O HOMEM QUE DEU SANTO


      Um certo homem não tinha família e vendia leite para sobreviver. Um dia ele não teve leite pra vender e ficou com fome.  Então, um amigo disse a ele:

       - Olha rapaz, vai ter um candomblé e dará comida.
       E o homem diz:
       - Ah, então eu irei.
     Chegou ao candomblé, começaram tocar e ele ficou lá sentado. Quando já estava chegando perto de onze horas para onze e meia, o pai-de-santo fala:
       - O pessoal que está de santo vai tomar o mungunzá.
      Ele deu um tempinho e depois caiu de santo, cantando e dançando. E o povo gritou: 
      - Segura o santo gente! Segura o santo gente!
      E ele se jogando para um lado e para o outro, dançando. Quando foi cinco para as doze, ele cantou assim:
      - Ô dona da casa vi o copo alumiar. Ô dona da casa vi o copo alumiar. Ô dona da casa quero beber mungunzá. Ô dona da casa quero beber mungunzá.  Dar mungunzá ao santo, gente!

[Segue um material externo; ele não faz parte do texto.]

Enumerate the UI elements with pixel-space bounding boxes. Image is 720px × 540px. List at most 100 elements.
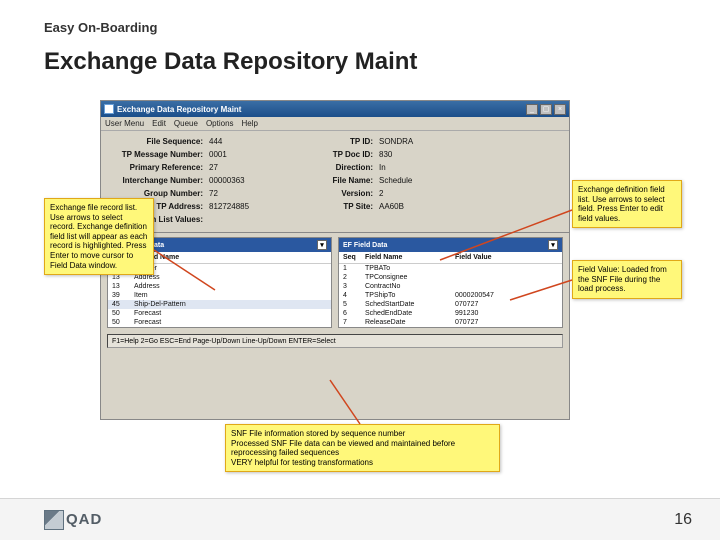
table-row[interactable]: 5SchedStartDate070727 (339, 300, 562, 309)
cell: TPShipTo (365, 292, 455, 299)
cell: Forecast (134, 319, 327, 326)
table-row[interactable]: 13Address (108, 282, 331, 291)
callout-record-list: Exchange file record list. Use arrows to… (44, 198, 154, 275)
hdr-primref-l: Primary Reference: (109, 163, 209, 172)
hdr-tp-id-v: SONDRA (379, 137, 469, 146)
page-number: 16 (674, 511, 692, 529)
qad-logo-text: QAD (66, 511, 102, 528)
table-row-selected[interactable]: 45Ship-Del-Pattern (108, 300, 331, 309)
dropdown-icon[interactable]: ▾ (317, 240, 327, 250)
cell (455, 265, 558, 272)
hdr-version-l: Version: (309, 189, 379, 198)
maximize-button[interactable]: ▢ (540, 104, 552, 115)
footer: QAD 16 (0, 498, 720, 540)
cell: SchedEndDate (365, 310, 455, 317)
close-button[interactable]: × (554, 104, 566, 115)
hdr-direction-v: In (379, 163, 469, 172)
app-icon (104, 104, 114, 114)
cell: 7 (343, 319, 365, 326)
cell: 39 (112, 292, 134, 299)
table-row[interactable]: 50Forecast (108, 309, 331, 318)
callout-field-list: Exchange definition field list. Use arro… (572, 180, 682, 228)
menu-edit[interactable]: Edit (152, 119, 166, 128)
table-row[interactable]: 7ReleaseDate070727 (339, 318, 562, 327)
table-row[interactable]: 3ContractNo (339, 282, 562, 291)
col-recordname: Record Name (134, 254, 327, 261)
col-fval: Field Value (455, 254, 558, 261)
cell: Address (134, 274, 327, 281)
status-bar: F1=Help 2=Go ESC=End Page-Up/Down Line-U… (107, 334, 563, 348)
cell: 50 (112, 319, 134, 326)
menu-options[interactable]: Options (206, 119, 234, 128)
table-row[interactable]: 2TPConsignee (339, 273, 562, 282)
table-row[interactable]: 4TPShipTo0000200547 (339, 291, 562, 300)
header-panel: File Sequence: 444 TP ID: SONDRA TP Mess… (101, 131, 569, 233)
slide-heading: Easy On-Boarding (44, 20, 157, 35)
cell: Header (134, 265, 327, 272)
hdr-tp-docid-l: TP Doc ID: (309, 150, 379, 159)
cell: ReleaseDate (365, 319, 455, 326)
table-row[interactable]: 1TPBATo (339, 264, 562, 273)
cell: SchedStartDate (365, 301, 455, 308)
dropdown-icon[interactable]: ▾ (548, 240, 558, 250)
cell: 13 (112, 283, 134, 290)
slide-title: Exchange Data Repository Maint (44, 48, 417, 76)
cell: Address (134, 283, 327, 290)
cell: 6 (343, 310, 365, 317)
cell: 5 (343, 301, 365, 308)
cell: 070727 (455, 319, 558, 326)
cell: Forecast (134, 310, 327, 317)
field-data-title: EF Field Data (343, 242, 544, 249)
hdr-filename-l: File Name: (309, 176, 379, 185)
cell: ContractNo (365, 283, 455, 290)
cell: TPConsignee (365, 274, 455, 281)
hdr-tpsite-v: AA60B (379, 202, 469, 211)
menu-queue[interactable]: Queue (174, 119, 198, 128)
table-row[interactable]: 6SchedEndDate991230 (339, 309, 562, 318)
hdr-tp-docid-v: 830 (379, 150, 469, 159)
hdr-tpaddr-v: 812724885 (209, 202, 309, 211)
cell: 070727 (455, 301, 558, 308)
hdr-version-v: 2 (379, 189, 469, 198)
callout-bottom-info: SNF File information stored by sequence … (225, 424, 500, 472)
cell: 0000200547 (455, 292, 558, 299)
hdr-filename-v: Schedule (379, 176, 469, 185)
field-data-header: EF Field Data ▾ (339, 238, 562, 252)
field-data-table[interactable]: EF Field Data ▾ Seq Field Name Field Val… (338, 237, 563, 328)
hdr-file-sequence-l: File Sequence: (109, 137, 209, 146)
hdr-tp-id-l: TP ID: (309, 137, 379, 146)
table-row[interactable]: 50Forecast (108, 318, 331, 327)
cell: Item (134, 292, 327, 299)
col-seq: Seq (343, 254, 365, 261)
hdr-interchange-v: 00000363 (209, 176, 309, 185)
cell: Ship-Del-Pattern (134, 301, 327, 308)
qad-logo: QAD (44, 510, 102, 530)
titlebar: Exchange Data Repository Maint _ ▢ × (101, 101, 569, 117)
hdr-groupnum-l: Group Number: (109, 189, 209, 198)
cell: TPBATo (365, 265, 455, 272)
hdr-groupnum-v: 72 (209, 189, 309, 198)
window-title: Exchange Data Repository Maint (117, 105, 241, 114)
minimize-button[interactable]: _ (526, 104, 538, 115)
cell (455, 283, 558, 290)
menu-user[interactable]: User Menu (105, 119, 144, 128)
hdr-tp-msg-l: TP Message Number: (109, 150, 209, 159)
callout-field-value: Field Value: Loaded from the SNF File du… (572, 260, 682, 299)
hdr-tpsite-l: TP Site: (309, 202, 379, 211)
qad-logo-icon (44, 510, 64, 530)
cell: 4 (343, 292, 365, 299)
cell: 45 (112, 301, 134, 308)
col-fname: Field Name (365, 254, 455, 261)
hdr-direction-l: Direction: (309, 163, 379, 172)
table-row[interactable]: 39Item (108, 291, 331, 300)
menu-help[interactable]: Help (242, 119, 258, 128)
cell: 50 (112, 310, 134, 317)
hdr-tp-msg-v: 0001 (209, 150, 309, 159)
cell (455, 274, 558, 281)
hdr-interchange-l: Interchange Number: (109, 176, 209, 185)
cell: 2 (343, 274, 365, 281)
cell: 1 (343, 265, 365, 272)
hdr-file-sequence-v: 444 (209, 137, 309, 146)
cell: 991230 (455, 310, 558, 317)
hdr-primref-v: 27 (209, 163, 309, 172)
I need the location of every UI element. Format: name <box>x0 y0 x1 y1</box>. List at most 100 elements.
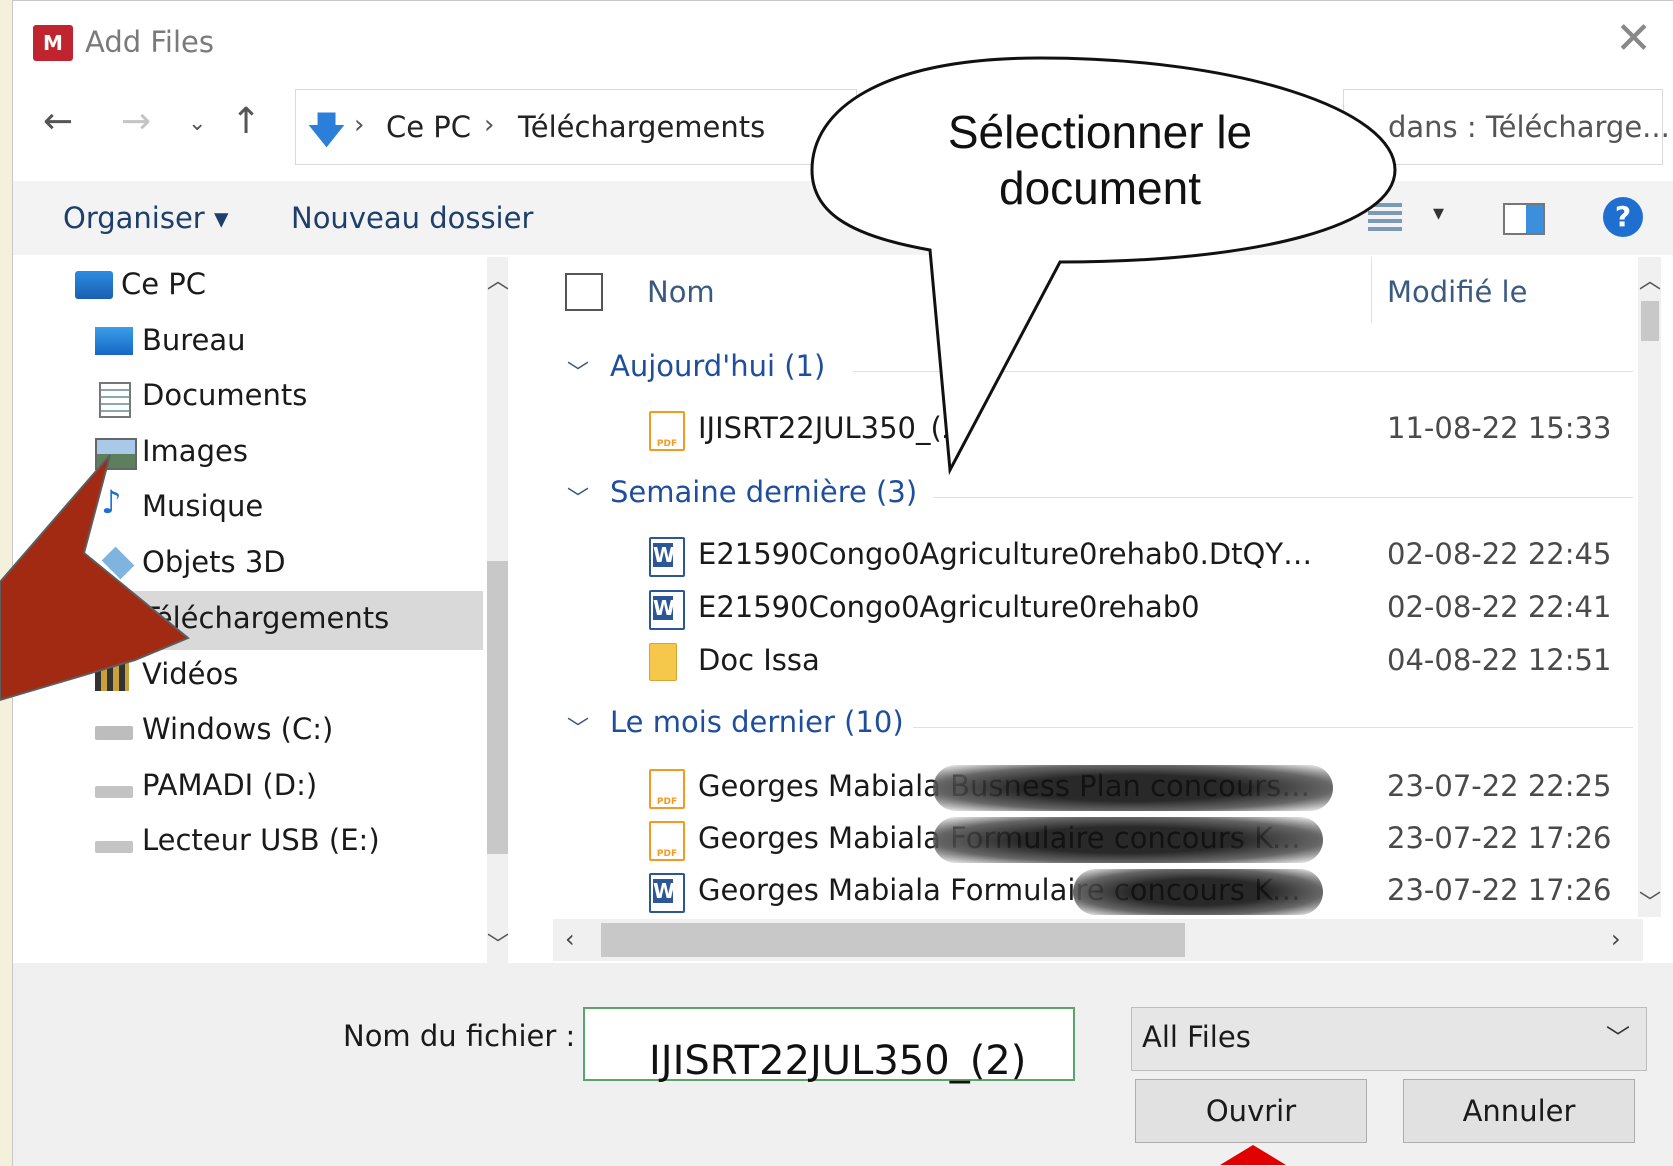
dialog-footer: Nom du fichier : IJISRT22JUL350_(2) All … <box>13 963 1673 1166</box>
file-type-value: All Files <box>1142 1020 1251 1054</box>
pictures-icon <box>95 438 137 470</box>
nav-item-label: Musique <box>142 489 264 523</box>
nav-item-videos[interactable]: Vidéos <box>13 647 483 706</box>
redaction-scribble <box>933 765 1333 811</box>
file-row[interactable]: Doc Issa 04-08-22 12:51 <box>553 637 1633 687</box>
organize-menu-button[interactable]: Organiser ▾ <box>63 201 229 235</box>
file-date: 23-07-22 17:26 <box>1387 821 1612 855</box>
scroll-left-icon[interactable]: ‹ <box>565 925 575 953</box>
collapse-chevron-icon: ﹀ <box>567 487 590 512</box>
group-divider <box>933 497 1633 498</box>
word-file-icon <box>649 537 685 577</box>
nav-pane-scroll-thumb[interactable] <box>487 561 508 854</box>
scroll-down-icon[interactable]: ﹀ <box>487 927 509 959</box>
close-icon[interactable]: ✕ <box>1615 17 1652 61</box>
filename-label: Nom du fichier : <box>343 1019 576 1053</box>
nav-item-pamadi-d[interactable]: PAMADI (D:) <box>13 758 483 817</box>
preview-pane-icon[interactable] <box>1503 203 1545 235</box>
file-name: Doc Issa <box>698 643 820 677</box>
nav-item-windows-c[interactable]: Windows (C:) <box>13 702 483 761</box>
up-arrow-icon[interactable]: ↑ <box>231 101 261 142</box>
file-type-select[interactable]: All Files ﹀ <box>1131 1007 1647 1071</box>
pdf-file-icon <box>649 411 685 451</box>
word-file-icon <box>649 590 685 630</box>
nav-item-musique[interactable]: ♪ Musique <box>13 479 483 538</box>
add-files-dialog: M Add Files ✕ ← → ⌄ ↑ 🡇 › Ce PC › Téléch… <box>12 0 1673 1166</box>
open-button[interactable]: Ouvrir <box>1135 1079 1367 1143</box>
downloads-icon: 🡇 <box>99 599 134 639</box>
file-date: 02-08-22 22:45 <box>1387 537 1612 571</box>
nav-item-label: Téléchargements <box>142 601 390 635</box>
file-date: 23-07-22 22:25 <box>1387 769 1612 803</box>
file-name: E21590Congo0Agriculture0rehab0 <box>698 590 1200 624</box>
breadcrumb-telechargements[interactable]: Téléchargements <box>518 110 765 144</box>
nav-item-label: Windows (C:) <box>142 712 334 746</box>
nav-item-lecteur-usb-e[interactable]: Lecteur USB (E:) <box>13 813 483 872</box>
group-header-last-week[interactable]: ﹀ Semaine dernière (3) <box>553 475 1633 519</box>
file-list-scrollbar[interactable] <box>1638 257 1661 917</box>
pdf-file-icon <box>649 769 685 809</box>
view-list-icon[interactable] <box>1368 203 1402 231</box>
file-list: Nom Modifié le ﹀ Aujourd'hui (1) IJISRT2… <box>553 257 1653 917</box>
file-row[interactable]: Georges Mabiala Formulaire concours Koma… <box>553 815 1633 865</box>
documents-icon <box>99 382 131 418</box>
file-date: 23-07-22 17:26 <box>1387 873 1612 907</box>
drive-icon <box>95 726 133 740</box>
cancel-button[interactable]: Annuler <box>1403 1079 1635 1143</box>
command-toolbar: Organiser ▾ Nouveau dossier ▾ ? <box>13 181 1673 255</box>
collapse-chevron-icon: ﹀ <box>567 361 590 386</box>
drive-icon <box>95 786 133 798</box>
file-list-scroll-thumb[interactable] <box>1641 301 1659 341</box>
horizontal-scroll-thumb[interactable] <box>601 923 1185 957</box>
title-bar: M Add Files ✕ <box>13 1 1673 87</box>
nav-item-images[interactable]: Images <box>13 424 483 483</box>
scroll-up-icon[interactable]: ︿ <box>1639 263 1661 295</box>
nav-item-documents[interactable]: Documents <box>13 368 483 427</box>
recent-locations-chevron-icon[interactable]: ⌄ <box>188 111 206 136</box>
breadcrumb-ce-pc[interactable]: Ce PC <box>386 110 471 144</box>
group-header-last-month[interactable]: ﹀ Le mois dernier (10) <box>553 705 1633 749</box>
group-label: Aujourd'hui (1) <box>610 349 826 383</box>
nav-item-label: Ce PC <box>121 267 207 301</box>
group-divider <box>913 727 1633 728</box>
group-label: Semaine dernière (3) <box>610 475 918 509</box>
file-row[interactable]: E21590Congo0Agriculture0rehab0 02-08-22 … <box>553 584 1633 634</box>
file-row[interactable]: E21590Congo0Agriculture0rehab0.DtQY4J-6.… <box>553 531 1633 581</box>
column-divider[interactable] <box>1371 257 1372 323</box>
scroll-down-icon[interactable]: ﹀ <box>1639 885 1661 917</box>
nav-item-telechargements[interactable]: 🡇 Téléchargements <box>13 591 483 650</box>
folder-icon <box>649 643 677 681</box>
forward-arrow-icon[interactable]: → <box>121 101 151 142</box>
help-icon[interactable]: ? <box>1603 197 1643 237</box>
pdf-file-icon <box>649 821 685 861</box>
search-input[interactable]: dans : Télécharge... <box>1343 89 1670 165</box>
column-header-name[interactable]: Nom <box>647 275 715 309</box>
nav-item-label: Documents <box>142 378 308 412</box>
computer-icon <box>75 271 113 299</box>
back-arrow-icon[interactable]: ← <box>43 101 73 142</box>
nav-item-label: Objets 3D <box>142 545 286 579</box>
address-bar[interactable]: 🡇 › Ce PC › Téléchargements <box>295 89 857 165</box>
group-header-today[interactable]: ﹀ Aujourd'hui (1) <box>553 349 1633 393</box>
file-date: 02-08-22 22:41 <box>1387 590 1612 624</box>
music-icon: ♪ <box>101 483 122 521</box>
nav-item-label: Images <box>142 434 248 468</box>
view-chevron-down-icon[interactable]: ▾ <box>1433 201 1444 226</box>
nav-item-bureau[interactable]: Bureau <box>13 313 483 372</box>
column-header-modified[interactable]: Modifié le <box>1387 275 1527 309</box>
dialog-title: Add Files <box>85 25 214 59</box>
file-row[interactable]: IJISRT22JUL350_(2) 11-08-22 15:33 <box>553 405 1633 455</box>
select-all-checkbox[interactable] <box>565 273 603 311</box>
navigation-pane: Ce PC Bureau Documents Images ♪ Musique … <box>13 257 508 963</box>
nav-item-ce-pc[interactable]: Ce PC <box>13 257 483 316</box>
scroll-right-icon[interactable]: › <box>1611 925 1621 953</box>
file-row[interactable]: Georges Mabiala Formulaire concours Koma… <box>553 867 1633 917</box>
scroll-up-icon[interactable]: ︿ <box>487 263 509 295</box>
group-label: Le mois dernier (10) <box>610 705 904 739</box>
new-folder-button[interactable]: Nouveau dossier <box>291 201 533 235</box>
desktop-icon <box>95 327 133 355</box>
file-date: 04-08-22 12:51 <box>1387 643 1612 677</box>
breadcrumb-separator: › <box>354 110 365 140</box>
file-row[interactable]: Georges Mabiala Busness Plan concours Ko… <box>553 763 1633 813</box>
nav-item-objets-3d[interactable]: Objets 3D <box>13 535 483 594</box>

     O santo tomou a primeira vasilha, a segunda e a terceira, encheu bem a barriga e depois exclamou:
     - É, meu corpo tem que descansar um pouco porque estou com a barriga muito cheia. 
      E foi sentar para descansar. Quando deu doze e meia, ele começou a dançar de novo de santo. Estava dançando quando o pai-de-santo disse: 
- Agora, o pessoal que tomou o mungunzá e deu santo vai pisar na brasa.
E com muita esperteza o homem cantou:
     - Mim dar meu paletô que eu vou dar minha despedida porque não sou fifó pra engolir tanta subida.
     Ele foi andando pra porta da rua, entrou no mato e caiu fora. E a turma gritou:
       - Pega ele, gente! Pega ele!
     O homem foi embora com barriga cheia de mungunzá e deixou todos no candomblé enfurecidos com sua esperteza.